Friday, January 23, 2009

Guel Arraes Sobre 'Romance'



Kleber Mendonça Filho
cinemascopio@gmail.com

10/11/2008

"Uma das coisas boas de lançar um filme é poder já estar pensando no próximo", disse ontem, durante um almoço, no Pina, o cineasta pernambucano Guel Arraes. No Recife para apresentar seu último filme, Romance, Arraes confidenciou que o sistema de já ter um novo projeto encaminhado funciona bem para sustentar o tranco de colocar um filme novo no mundo, com as tensões inerentes ao processo (receptividade do público, da crítica).

Seu próximo projeto será uma atualização de O Bem Amado, de Dias Gomes, com Marco Nanini no papel principal que foi, de certa forma, imortalizado na cultura brasileira por Paulo Gracindo na Globo dos anos 70. "A pré-produção já está a pleno vapor, estamos procurando locações e devemos filmar no final de janeiro".
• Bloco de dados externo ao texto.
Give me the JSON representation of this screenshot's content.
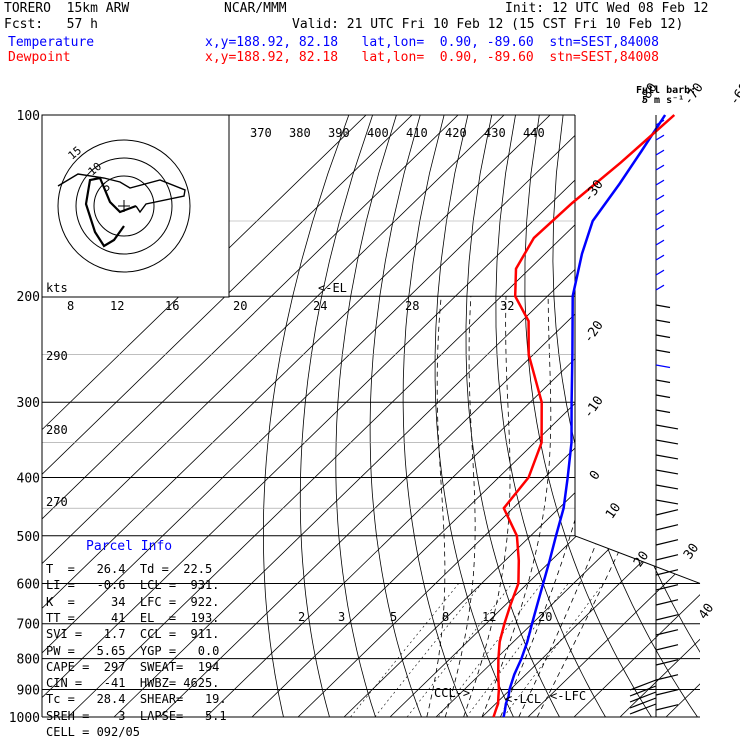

Ele mostrou-se pouco entusiasmado com a possibilidade de fazer cinema popular sem povo, e com as carreiras possíveis que filmes são capazes de ter atualmente no Brasil. Ele acredita que o novo projeto faça o duplo salas de cinema/depois mini-série na Globo, estrutura invertida se lembrarmos que Auto da Compadecida (2000), seu primeiro longa metragem, passou primeiro na TV.

Com uma obra marcada pelo tom híbrido da sua linguagem – "dirigi três peças, mas, na verdade, eram mais TV do que teatro como texto", Arraes chega a Romance com um filme onde o número de cortes é menor do que os seus anteriores, e com a suspeita de que talvez seja um filme "mais fechado" do que Auto ou Lisbela e o Prisioneiro (2003) que, juntos, venderam mais de quatro milhões de ingressos. O filme será lançado nacionalmente amanhã, com cerca de 90 cópias, número médio/grande.

"Essa questão da linguagem sempre me chama a atenção. Saí do Recife em 1969 e em Paris eu tinha um gosto muito alternativo para cinema, inclusive evitando ver filme americano, me apaixonando por Jules e Jim e freqüentando a Cinemateca Francesa de Henri Langlois. "Quando voltei para o Brasil, fui trabalhar direto na Globo, e de repente me vi questionando aqueles preconceitos anteriores meus."

Arraes também parece fazer uma auto-reflexão sobre um dos seus personagens em Romance, o do chefão televisivo de José Wilker. "Vejo nele muita coisa de Daniel Filho e do Boni, mas também de mim mesmo como produtor.

Ele vê o amor como o motor do seu filme novo, baseado em dois pontos: "a música de Caetano Veloso e Jules e Jim, de Truffaut. São obras que discutem o amor contemporâneo que marcaram minha vida. Outra coisa é trabalhar com grupos de teatro que sempre me pareceu muito doce e nostálgico, que talvez remeta aos anos 70, meus anos de formação".

Sobre Tristão e Isolda, Arraes definiu seu interesse pela obra como "técnica". "para fazer uma história de amor sobre o amor, pensamos originalmente em Dom Quixote e Dulcinéia. O amor como ser intransferível, inexprimível, é um bom tema para ficcionalizar".

Dentro da idéia de criar uma ficção com tons sempre alegóricos, perguntamos a Arraes o porquê de seu trabalho tentar evitar a realidade imediata, algo que Romance já revela um pouco mais. "Interessante você levantar isso, pois minha formação é de documentarista, mas na ficção me preocupo muito com o controle sobre as coisas. A estação de metrô que está em construção no filme não está ali por acaso, mas por fazer parte da história. Talvez seja algo que vem do teatro!"